Aimez-vous les petites bêtes?
BEAUCOUP les craignent. J’étais de cet avis jusqu’à ce que je commence à les observer d’un peu plus près. Examinons quelques détails à propos de trois de ces bestioles auxquelles je me suis intéressé.
Le charançon du Japon
En mai, un charançon du Japon se choisit une jeune feuille — de chêne, par exemple — dont il commence par entailler les nervures, près de la base du pétiole. Privée de sève, la feuille se flétrit. Il faut maintenant la plier.
Pour avoir peut-être déjà essayé de décorer un plat en enveloppant les aliments dans des feuilles, vous savez combien il est difficile de plier celles-ci correctement. Pourtant, ce minuscule insecte (moins de cinq millimètres de long) fait preuve d’une grande habileté dans cet exercice. À l’aide de ses six pattes et de ses mandibules, il plie la feuille dans le sens de la longueur, puis il commence à l’enrouler en remontant à partir de la pointe. En cours d’exécution, il s’arrête pour déposer un œuf dans les plis de la feuille, avant d’achever son rouleau. Astucieusement, il rentre alors les bords de la feuille à l’intérieur du “cigare” pour lui éviter de se dérouler.
Lorsque l’œuf éclôt, la larve naît à l’abri dans un garde-manger bien pourvu en nourriture fraîche. La feuille étant enroulée hermétiquement, l’intérieur reste frais, tout comme se conserve plus longtemps le cœur d’un chou ou d’une salade coupés. Grâce aux préparatifs d’une mère pleine de talents, la larve aura de quoi se nourrir jusqu’au moment où elle sortira, trois ou quatre semaines plus tard.
Un papillon magnifique
Arrêtons-nous à présent sur les œufs du papillon du Japon, le grand pourpre. Ils méritent d’être vus. Depuis la fin du mois de juillet jusqu’à la mi-août, on peut trouver ces œufs sur les feuilles et les branches, disposés par paquets de 20 à 200 unités, chacun d’un diamètre de 1,5 millimètre. Ils éclosent en l’espace de six à huit jours. La larve découpe le sommet de l’œuf, s’en extirpe puis en mange la coquille. Voilà une petite bête très propre!

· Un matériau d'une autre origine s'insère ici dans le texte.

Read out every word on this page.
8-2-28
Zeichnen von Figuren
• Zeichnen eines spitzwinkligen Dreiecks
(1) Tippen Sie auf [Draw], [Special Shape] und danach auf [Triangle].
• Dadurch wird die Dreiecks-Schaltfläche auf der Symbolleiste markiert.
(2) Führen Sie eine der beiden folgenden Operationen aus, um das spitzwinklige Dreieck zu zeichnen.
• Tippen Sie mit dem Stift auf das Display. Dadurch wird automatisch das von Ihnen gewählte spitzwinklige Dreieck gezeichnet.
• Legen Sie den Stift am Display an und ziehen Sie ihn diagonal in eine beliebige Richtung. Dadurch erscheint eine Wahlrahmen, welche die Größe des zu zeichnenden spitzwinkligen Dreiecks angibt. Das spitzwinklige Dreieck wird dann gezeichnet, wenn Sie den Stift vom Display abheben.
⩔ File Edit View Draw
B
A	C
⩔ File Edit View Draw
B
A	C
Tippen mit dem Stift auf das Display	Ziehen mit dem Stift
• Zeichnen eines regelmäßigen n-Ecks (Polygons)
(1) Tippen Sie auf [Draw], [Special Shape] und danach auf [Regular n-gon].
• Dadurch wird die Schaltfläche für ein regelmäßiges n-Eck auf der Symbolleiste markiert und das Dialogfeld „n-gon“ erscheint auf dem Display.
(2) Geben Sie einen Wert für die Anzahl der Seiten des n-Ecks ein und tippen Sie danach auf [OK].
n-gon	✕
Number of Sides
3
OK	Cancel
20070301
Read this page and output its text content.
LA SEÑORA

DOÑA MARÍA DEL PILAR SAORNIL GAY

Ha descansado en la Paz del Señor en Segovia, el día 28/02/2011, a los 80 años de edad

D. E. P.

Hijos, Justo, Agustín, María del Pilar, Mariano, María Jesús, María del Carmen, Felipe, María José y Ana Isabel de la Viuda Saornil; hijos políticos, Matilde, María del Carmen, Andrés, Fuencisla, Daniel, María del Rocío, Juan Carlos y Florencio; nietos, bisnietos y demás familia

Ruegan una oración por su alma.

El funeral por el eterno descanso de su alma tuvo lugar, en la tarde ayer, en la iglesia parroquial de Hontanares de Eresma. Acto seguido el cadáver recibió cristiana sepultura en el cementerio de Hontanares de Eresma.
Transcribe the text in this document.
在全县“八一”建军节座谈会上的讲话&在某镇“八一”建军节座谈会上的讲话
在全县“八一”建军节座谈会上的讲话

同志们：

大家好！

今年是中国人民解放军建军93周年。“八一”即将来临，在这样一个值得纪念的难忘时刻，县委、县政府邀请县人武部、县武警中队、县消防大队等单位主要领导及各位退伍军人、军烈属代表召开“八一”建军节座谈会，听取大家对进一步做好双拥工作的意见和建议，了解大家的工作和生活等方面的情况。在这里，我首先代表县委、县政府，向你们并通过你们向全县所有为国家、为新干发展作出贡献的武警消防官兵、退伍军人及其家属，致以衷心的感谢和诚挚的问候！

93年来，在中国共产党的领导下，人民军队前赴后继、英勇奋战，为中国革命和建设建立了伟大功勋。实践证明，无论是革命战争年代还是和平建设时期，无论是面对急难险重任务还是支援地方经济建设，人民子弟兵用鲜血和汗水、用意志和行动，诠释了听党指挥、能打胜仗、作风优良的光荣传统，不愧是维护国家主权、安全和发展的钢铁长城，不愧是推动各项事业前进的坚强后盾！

La larve va ensuite passer les trois ou quatre mois suivants à manger, dormir et muer plusieurs fois. En novembre, elle se cache au pied d’un arbre, parmi les feuilles tombées, et sombre dans un profond sommeil jusqu’aux premiers jours de mai. À son réveil, elle se dépouille de son enveloppe hivernale de couleur brune et recommence à s’alimenter, avec un fort appétit cette fois. Peu de temps après, elle se transforme en chrysalide, ou pupe. Son excellent camouflage, qui lui fait ressembler à une feuille agitée par la brise, la met à l’abri des prédateurs.
L’insecte a un peu plus de dix mois. Vers la fin du mois de juin, la pupe se déchire et il en émerge un magnifique papillon qui peut atteindre 11 centimètres d’envergure. Comme il ne lui reste plus qu’une quarantaine de jours à vivre, c’est à la fin de son existence qu’il sera au zénith de sa beauté.
Une abeille besogneuse
Les abeilles coupeuses de feuilles consacrent beaucoup de temps à trouver l’endroit idéal où construire leur nid. Il peut s’agir d’une niche dans une pierre, d’une galerie dans le bois — du bambou par exemple — ou d’un terrier creusé dans le sol.
Le logement étant trouvé, l’abeille part à la recherche de feuilles appropriées dont elle découpe des morceaux à l’ovale parfait. Elle les plie en deux et les ramène au nid. Il n’est pas rare qu’elle effectue ainsi entre 20 et 30 voyages pour rassembler suffisamment de feuilles.
Au cours des deux jours suivants, l’abeille recueille du nectar et du pollen, qu’elle ramène et dépose au nid. Une fois qu’il y a assez de nourriture pour assurer le développement de la larve jusqu’à l’état adulte, elle pond un œuf. N’ayant de cesse de l’avoir mis à l’abri, cette mère consciencieuse repart découper quelques morceaux de feuilles parfaitement ronds avec lesquels elle obture la cellule où repose son œuf si précieux. À son éclosion, la larve bénéficiera d’une alimentation équilibrée, composée de nectar (des hydrates de carbone) et de pollen (des protéines), grâce aux soins d’une mère travailleuse.
En observant quelques insectes, j’ai compris que même une connaissance limitée de ces petites bêtes peut effacer de nombreux préjugés à l’égard de Jéhovah, leur grand Créateur. Pourquoi ne prendriez-vous pas, vous aussi, un peu de temps pour vous intéresser à elles? Les petites bêtes sont partout.